Plus de 3 600 personnes ont été victimes de disparition forcée entre
2013 et janvier 2023, selon la campagne Stop Enforced Disappearance, menée par l’Initiative égyptienne pour les droits personnels.

Les disparitions forcées sont souvent systématiquement perpétrées en Égypte contre les défenseurs des droits humains, les avocats, les militants, les représentants de la société civile, les politiciens et les dissidents, afin de créer un climat de peur et d’angoisse et de réduire au silence toute critique du régime actuel.

Disparu au Nom de la Lutte Contre le Terrorisme

La pratique généralisée des disparitions forcées par les autorités égyptiennes est rendue possible par l’incapacité du pays à adopter une législation nationale criminalisant cette pratique, ainsi que par les dispositions de la loi égyptienne sur la “lutte contre le terrorisme”.

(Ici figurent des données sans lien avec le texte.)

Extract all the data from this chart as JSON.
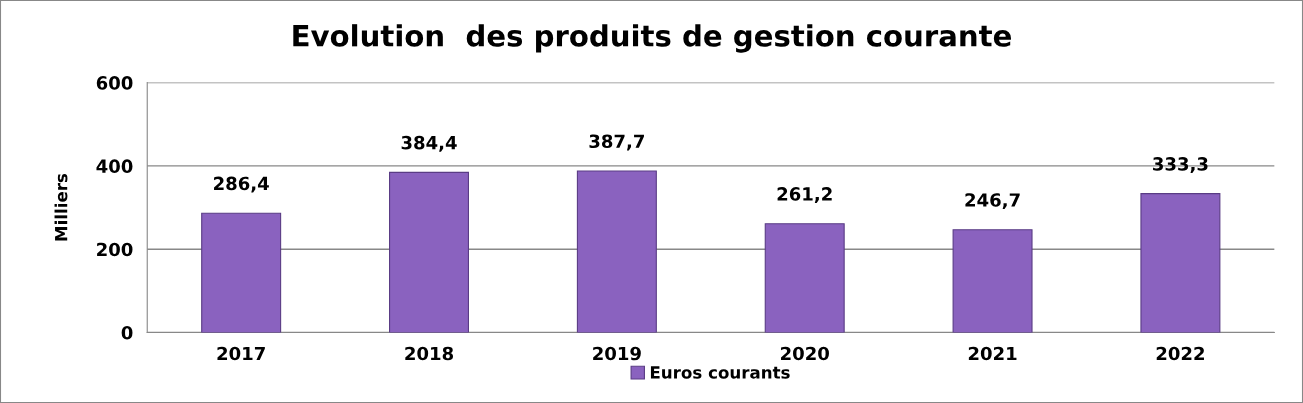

Plus tôt cette année, Mary Lawlor, Rapporteuse spéciale sur la situation des défenseurs des droits humains, a exprimé son inquiétude quant à l’application de la législation antiterroriste en Égypte pour emprisonner des défenseurs des droits humains.


Ces détentions entraînent souvent des disparitions à court et à long terme, les victimes étant dans l’incapacité de contacter leur famille ou leurs avocats. L’accusation d’« appartenance à une organisation terroriste non identifiée » a été instrumentalisée contre toutes sortes de personnes perçues comme des menaces pour le régime — qu’il s’agisse de défenseurs des droits humains de premier plan, d’hommes d’affaires récalcitrants, ou même de commentateurs sur Facebook.

 

Mécanismes Juridiques Facilitant les Disparitions Forcées

Détention au Secret Légalisée

Les articles 40 et 41 de la loi antiterroriste de 2015 ont, selon des rapporteurs spéciaux des Nations unies, effectivement légalisé les disparitions forcées en permettant aux autorités de détenir des individus jusqu’à 28 jours sans communication.

Présenté comme une mesure en lien avec des cas de « crimes terroristes imminents », l’article 40 de la loi permet aux forces de l’ordre ( agents de police et de la Sécurité nationale [NSA] ) de maintenir un suspect en garde à vue pendant une durée maximale de 24 heures.

Il prévoit que le détenu doit être présenté, dans ce délai, au ministère public ou à l’autorité d’enquête compétente, qui peut alors décider de prolonger la détention si cela est jugé nécessaire pour faire face au « crime terroriste imminent », pour une période ne dépassant pas 14 jours, renouvelable une fois, soit un total maximal de 28 jours.

 

Mécanismes juridiques facilitant les disparitions forcées

Le Tadweer

Une pratique connue sous le nom de « Tadweer » (mot arabe signifiant rotation) est souvent utilisée par les autorités égyptiennes pour assurer la détention indéfinie des individus.

Des détenus ayant obtenu une ordonnance de libération ne sont pas relâchés, mais sont victimes de disparition forcée pendant une courte période, avant de « réapparaître » et d’être inculpés dans une nouvelle affaire, avec des accusations similaires à celles portées dans le dossier pour lequel ils avaient été initialement détenus.
Une fois inculpés dans cette nouvelle affaire, ils sont de nouveau placés en détention provisoire.
Certaines victimes ont passé plusieurs années en détention provisoire, disparaissant et réapparaissant dans différents centres de détention à travers le pays.